Pay TV players will often drum up the consistent reliability of cable and satellite video services as the one field where IP-delivered video will forever be in traditional pay TV’s shadow. New data argues otherwise, however, showing that smartphones produce fewer video playback errors than set tops – devices which are purpose-built for the task.
Handset makers and mobile streaming vendors shouldn’t celebrate just yet though, as a couple of factors played into the hands of flattering smartphone results published by Spanish video analytics outfit Nice People at Work this week.
Taking a leaf from the Conviva rival book of analytics, NPAW has published a report detailing a bunch of juicy findings collected by its Youbora platform during the first half of 2019. The H1 2019 Global Streaming & Broadcasting Report shows that set tops created the most errors per play with a score of 0.181, compared to smartphones which came out ranked top with only 0.068 errors per play, as displayed in the chart below.
However, the data may be skewed in favor of smartphones on the basis of the volume of live content going through set tops, compared to mostly VoD content on smartphones. To that end, NPAW data shows that live content produces on average 0.136 errors per play, while VoD content incurs just 0.054 errors per play, meaning viewers are more than twice as likely to see errors such as buffering during live content.
Not a huge surprise, but then NPAW confuses the scenario somewhat with a separate measurement of “interruptions” which it defines as different to errors, where live content scored better than VoD.
NPAW defines these interruptions by the number of buffer events that occur, irrespective of the length of buffer time, while the earlier “errors” are more serious playback issues such as crashes which indicate faults within the video delivery system itself. Findings show that VoD content saw 0.52 buffer interruptions per play session, while live content saw an average of 0.32 interruptions per play. Conclusively then, live content is more susceptible to serious errors, while buffer interruptions are a common caveat for VoD content, which to an extent helps explain why set tops ranked so poorly.
In terms of frequency of these less serious interruptions by device, tablets performed strongest with 0.4 interruptions per play, while consoles scored highest with 1.9 interruptions per play, as shown in the second graph here. The data shows that typically more expensive devices like PCs and consoles are being out-performed in video streaming QoE by tablets and smartphones. Interestingly though, set tops and TVs – the dedicated video devices – are looking distinctly average.

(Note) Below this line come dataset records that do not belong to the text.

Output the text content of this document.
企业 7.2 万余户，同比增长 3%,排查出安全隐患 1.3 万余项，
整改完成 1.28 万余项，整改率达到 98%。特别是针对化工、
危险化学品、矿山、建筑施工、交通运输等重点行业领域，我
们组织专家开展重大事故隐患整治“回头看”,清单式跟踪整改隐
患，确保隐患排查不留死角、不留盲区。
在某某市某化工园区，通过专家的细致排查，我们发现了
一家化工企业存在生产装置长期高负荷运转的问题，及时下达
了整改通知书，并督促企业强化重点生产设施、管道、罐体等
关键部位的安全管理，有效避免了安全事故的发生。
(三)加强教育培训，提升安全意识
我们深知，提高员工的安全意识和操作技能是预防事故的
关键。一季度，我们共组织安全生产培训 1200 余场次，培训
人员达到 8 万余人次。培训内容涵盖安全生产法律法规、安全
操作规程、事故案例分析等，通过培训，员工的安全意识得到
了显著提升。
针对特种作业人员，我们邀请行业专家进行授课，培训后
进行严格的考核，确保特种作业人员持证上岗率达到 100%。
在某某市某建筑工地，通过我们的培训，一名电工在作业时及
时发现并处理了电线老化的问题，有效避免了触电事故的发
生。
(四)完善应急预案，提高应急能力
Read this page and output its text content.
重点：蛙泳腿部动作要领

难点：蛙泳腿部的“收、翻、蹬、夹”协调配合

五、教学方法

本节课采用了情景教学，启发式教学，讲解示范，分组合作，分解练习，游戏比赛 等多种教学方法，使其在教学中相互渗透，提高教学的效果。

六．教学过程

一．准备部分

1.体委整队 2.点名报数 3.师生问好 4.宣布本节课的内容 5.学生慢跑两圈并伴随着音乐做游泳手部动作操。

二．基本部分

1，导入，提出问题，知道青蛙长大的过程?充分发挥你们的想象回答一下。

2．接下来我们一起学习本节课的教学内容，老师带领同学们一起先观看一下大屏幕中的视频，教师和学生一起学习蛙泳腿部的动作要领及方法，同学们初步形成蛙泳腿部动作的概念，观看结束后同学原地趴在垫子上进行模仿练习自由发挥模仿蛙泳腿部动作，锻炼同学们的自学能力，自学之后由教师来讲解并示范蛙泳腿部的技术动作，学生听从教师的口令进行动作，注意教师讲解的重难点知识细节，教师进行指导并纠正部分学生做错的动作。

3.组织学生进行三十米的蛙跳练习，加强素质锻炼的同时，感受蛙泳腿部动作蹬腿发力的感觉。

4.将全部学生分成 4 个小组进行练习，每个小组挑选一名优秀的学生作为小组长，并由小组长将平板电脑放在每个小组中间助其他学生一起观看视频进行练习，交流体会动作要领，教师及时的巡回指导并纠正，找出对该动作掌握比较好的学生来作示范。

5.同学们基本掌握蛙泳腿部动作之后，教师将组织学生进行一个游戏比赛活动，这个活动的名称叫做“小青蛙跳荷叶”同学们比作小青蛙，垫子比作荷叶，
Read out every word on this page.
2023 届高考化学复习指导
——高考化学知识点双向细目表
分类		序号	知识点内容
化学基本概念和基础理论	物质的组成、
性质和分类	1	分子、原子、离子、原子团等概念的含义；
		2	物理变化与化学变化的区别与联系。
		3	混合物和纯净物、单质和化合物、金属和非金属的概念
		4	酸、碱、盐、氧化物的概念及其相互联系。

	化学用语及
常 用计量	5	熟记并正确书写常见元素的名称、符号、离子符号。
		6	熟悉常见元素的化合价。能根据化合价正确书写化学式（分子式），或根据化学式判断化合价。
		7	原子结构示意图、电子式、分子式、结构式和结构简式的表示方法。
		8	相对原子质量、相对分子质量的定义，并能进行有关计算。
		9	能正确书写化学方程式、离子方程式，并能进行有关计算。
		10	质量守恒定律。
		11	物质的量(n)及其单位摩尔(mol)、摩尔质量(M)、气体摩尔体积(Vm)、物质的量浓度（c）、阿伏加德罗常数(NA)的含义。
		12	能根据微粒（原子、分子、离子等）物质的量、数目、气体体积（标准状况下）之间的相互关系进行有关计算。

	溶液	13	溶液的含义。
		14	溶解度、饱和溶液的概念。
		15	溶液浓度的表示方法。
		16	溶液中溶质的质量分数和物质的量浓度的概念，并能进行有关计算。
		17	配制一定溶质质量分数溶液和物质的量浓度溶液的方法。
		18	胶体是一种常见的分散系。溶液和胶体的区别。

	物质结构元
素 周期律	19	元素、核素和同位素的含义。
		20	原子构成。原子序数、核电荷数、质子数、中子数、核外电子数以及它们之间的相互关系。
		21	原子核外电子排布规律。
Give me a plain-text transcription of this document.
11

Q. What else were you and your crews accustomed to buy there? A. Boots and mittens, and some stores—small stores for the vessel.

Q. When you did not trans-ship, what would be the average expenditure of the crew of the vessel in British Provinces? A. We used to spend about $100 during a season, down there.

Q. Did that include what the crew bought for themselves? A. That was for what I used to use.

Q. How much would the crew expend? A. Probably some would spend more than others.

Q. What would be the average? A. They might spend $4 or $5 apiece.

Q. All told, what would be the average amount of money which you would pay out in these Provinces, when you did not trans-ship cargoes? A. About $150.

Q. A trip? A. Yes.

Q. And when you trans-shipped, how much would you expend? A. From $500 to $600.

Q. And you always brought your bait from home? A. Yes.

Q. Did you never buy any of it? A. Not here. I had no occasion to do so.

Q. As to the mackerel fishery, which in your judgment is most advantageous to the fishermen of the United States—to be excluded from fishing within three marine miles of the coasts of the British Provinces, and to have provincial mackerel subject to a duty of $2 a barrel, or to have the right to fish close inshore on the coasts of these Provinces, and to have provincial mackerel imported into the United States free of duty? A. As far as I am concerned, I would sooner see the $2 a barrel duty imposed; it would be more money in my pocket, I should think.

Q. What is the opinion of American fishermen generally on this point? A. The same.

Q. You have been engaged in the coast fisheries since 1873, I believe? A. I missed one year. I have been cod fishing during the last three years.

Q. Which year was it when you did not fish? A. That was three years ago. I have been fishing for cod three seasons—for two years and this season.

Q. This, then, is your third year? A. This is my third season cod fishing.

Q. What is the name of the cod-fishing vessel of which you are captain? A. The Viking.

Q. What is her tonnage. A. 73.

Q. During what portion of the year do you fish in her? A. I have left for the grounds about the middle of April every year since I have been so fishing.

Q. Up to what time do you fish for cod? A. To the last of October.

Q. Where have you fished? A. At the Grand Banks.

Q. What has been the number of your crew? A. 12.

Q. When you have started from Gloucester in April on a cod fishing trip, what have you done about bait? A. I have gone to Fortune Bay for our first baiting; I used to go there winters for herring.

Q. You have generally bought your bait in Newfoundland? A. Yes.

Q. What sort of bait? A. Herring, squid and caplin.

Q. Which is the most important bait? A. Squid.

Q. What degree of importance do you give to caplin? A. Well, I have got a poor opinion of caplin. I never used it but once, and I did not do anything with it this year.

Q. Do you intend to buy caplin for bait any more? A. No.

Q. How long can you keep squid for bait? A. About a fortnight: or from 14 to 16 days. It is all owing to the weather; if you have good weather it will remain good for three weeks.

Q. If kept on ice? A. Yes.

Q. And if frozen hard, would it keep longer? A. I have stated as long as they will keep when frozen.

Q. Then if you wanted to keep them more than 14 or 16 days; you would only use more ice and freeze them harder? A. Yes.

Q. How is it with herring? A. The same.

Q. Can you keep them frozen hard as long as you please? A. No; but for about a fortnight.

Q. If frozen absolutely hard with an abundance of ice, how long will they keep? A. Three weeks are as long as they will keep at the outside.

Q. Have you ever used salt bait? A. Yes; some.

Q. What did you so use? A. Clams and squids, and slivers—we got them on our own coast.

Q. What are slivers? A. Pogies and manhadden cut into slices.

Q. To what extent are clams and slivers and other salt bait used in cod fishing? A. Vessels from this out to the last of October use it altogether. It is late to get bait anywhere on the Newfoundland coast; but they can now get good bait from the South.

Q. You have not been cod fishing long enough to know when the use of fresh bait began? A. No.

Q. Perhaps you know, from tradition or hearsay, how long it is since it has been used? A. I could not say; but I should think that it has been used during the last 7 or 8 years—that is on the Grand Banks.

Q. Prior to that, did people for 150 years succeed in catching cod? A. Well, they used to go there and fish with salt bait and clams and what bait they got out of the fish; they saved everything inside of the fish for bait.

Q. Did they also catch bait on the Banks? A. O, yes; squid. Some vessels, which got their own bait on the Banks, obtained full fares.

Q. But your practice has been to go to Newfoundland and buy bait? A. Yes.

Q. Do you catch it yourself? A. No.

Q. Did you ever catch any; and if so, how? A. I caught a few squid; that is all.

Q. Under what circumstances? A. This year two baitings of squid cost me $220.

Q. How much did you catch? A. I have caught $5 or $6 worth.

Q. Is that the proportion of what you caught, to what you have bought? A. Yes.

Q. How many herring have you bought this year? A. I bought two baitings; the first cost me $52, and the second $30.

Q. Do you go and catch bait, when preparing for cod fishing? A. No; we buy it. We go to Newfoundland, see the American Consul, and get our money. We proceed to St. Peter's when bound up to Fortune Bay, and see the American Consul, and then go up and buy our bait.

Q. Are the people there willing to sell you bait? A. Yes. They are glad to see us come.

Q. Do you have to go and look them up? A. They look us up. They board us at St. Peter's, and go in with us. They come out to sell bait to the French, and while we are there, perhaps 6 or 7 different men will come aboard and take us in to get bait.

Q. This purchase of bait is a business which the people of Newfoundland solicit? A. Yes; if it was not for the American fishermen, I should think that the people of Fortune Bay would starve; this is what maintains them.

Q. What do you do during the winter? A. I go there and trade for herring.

NPAW notes that the great contrast in play quality demonstrates that the infrastructure for live broadcasting is improving in real-time environments, although smartphones and tablets are usually replaced with newer models more frequently than hardware like set tops.
Just to the throw the cat among the pigeons, despite smartphones showing low levels of errors and interruptions per play, they have one of the lowest video completion rates at just 26%. If three quarters of content is never completed in the first place, then naturally there will be fewer errors and interruptions – so another factor in the supposedly strong performance of smartphones.
Tucked away towards the end of the paper is an almost contradictory statement from NPAW. “Many streaming services are offering cross-platform synchronization to allow users to move from their PC or TV to their mobile, however, it seems as though the infrastructure to offer a mirrored quality of experience isn’t there. On the other hand, despite the unpopularity of consoles (2%), their average effective playtime (23.6 minutes) and average completion rate (55.6%) was the highest of any device. TV also performs very well when it comes to keeping eyes glued to screens with an average effective playtime of 21.3 minutes and completion rate of 42.5%.”
An abundance of metrics within the video delivery ecosystem makes analytics a particularly tough game and reporting it in a simplistic manner is even trickier, yet NPAW has unfortunately crossed a few wires here and lacks the finality of an opinionated conclusion which is almost always absent from vendor-authored reports.